I think this is what the movie's critics must be driving at when they accuse it of "normalization"—the movie's fetish for reporting detail necessarily means taking that detail at face value, seeing it as the inevitable product of social changes beyond our ken. It accepts ethical degradation dutifully, and restricts itself to examining the implications of that degradation insofar as they fit into the lives of its characters.
This is exactly how cultural hegemony works: it makes top-down change seem mythical, necessary and universal, reserving compassion and anger for the smallest and most ineffectual scales. Zero Dark Thirty implies that injustice is systemic and not simply interpersonal, but it's only an implication, and the only responses it can imagine to that systemic injustice are despair or, worse, obedience.

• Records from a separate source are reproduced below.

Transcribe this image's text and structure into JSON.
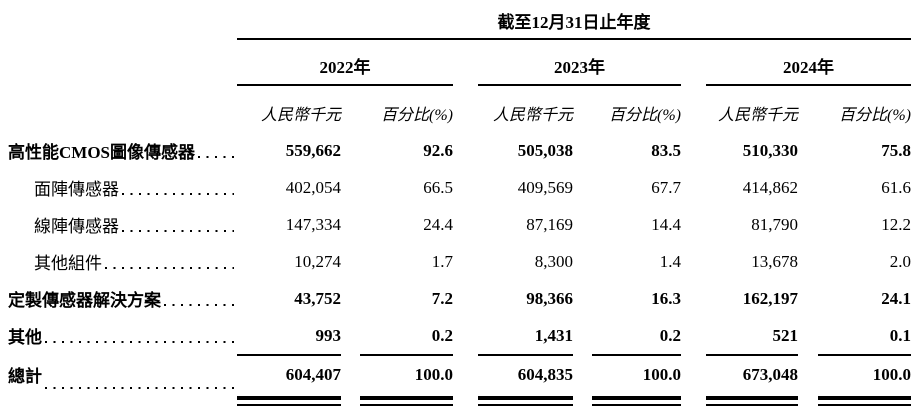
{
  "table": {
    "title": "截至12月31日止年度",
    "year_groups": [
      {
        "label": "2022年"
      },
      {
        "label": "2023年"
      },
      {
        "label": "2024年"
      }
    ],
    "col_headers": [
      "人民幣千元",
      "百分比(%)",
      "人民幣千元",
      "百分比(%)",
      "人民幣千元",
      "百分比(%)"
    ],
    "rows": [
      {
        "label": "高性能CMOS圖像傳感器",
        "v": [
          "559,662",
          "92.6",
          "505,038",
          "83.5",
          "510,330",
          "75.8"
        ]
      },
      {
        "label": "面陣傳感器",
        "v": [
          "402,054",
          "66.5",
          "409,569",
          "67.7",
          "414,862",
          "61.6"
        ]
      },
      {
        "label": "線陣傳感器",
        "v": [
          "147,334",
          "24.4",
          "87,169",
          "14.4",
          "81,790",
          "12.2"
        ]
      },
      {
        "label": "其他組件",
        "v": [
          "10,274",
          "1.7",
          "8,300",
          "1.4",
          "13,678",
          "2.0"
        ]
      },
      {
        "label": "定製傳感器解決方案",
        "v": [
          "43,752",
          "7.2",
          "98,366",
          "16.3",
          "162,197",
          "24.1"
        ]
      },
      {
        "label": "其他",
        "v": [
          "993",
          "0.2",
          "1,431",
          "0.2",
          "521",
          "0.1"
        ]
      }
    ],
    "total": {
      "label": "總計",
      "v": [
        "604,407",
        "100.0",
        "604,835",
        "100.0",
        "673,048",
        "100.0"
      ]
    }
  }
}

I've taken it for granted that this movie is attempting to make a political statement about the decay of the United States, because despite protests in support of its "apolitical" nature, Bigelow's avowed pacifism and the personal tragedy of the ending convince me that the movie is, if not a social critique, at least social. In this, I think it betrays one of the most disturbing trends in liberal thinking today: even in political movies like Zero Dark Thirty, "systemic injustice" is treated as a basically unknowable force, a fog that hangs in the air or, in the case of Zero Dark Thirty, creaks in social machinery that we can't understand. It's de-historicized, de-materialized, turned into magic. This is the failure, both aesthetic and political, of Zero Dark Thirty. For all its reportage, it's really oriented towards mystification, and for all the noise it makes, it's as critical of the bureaucracy as a sheaf of paper in one of Maya's binders.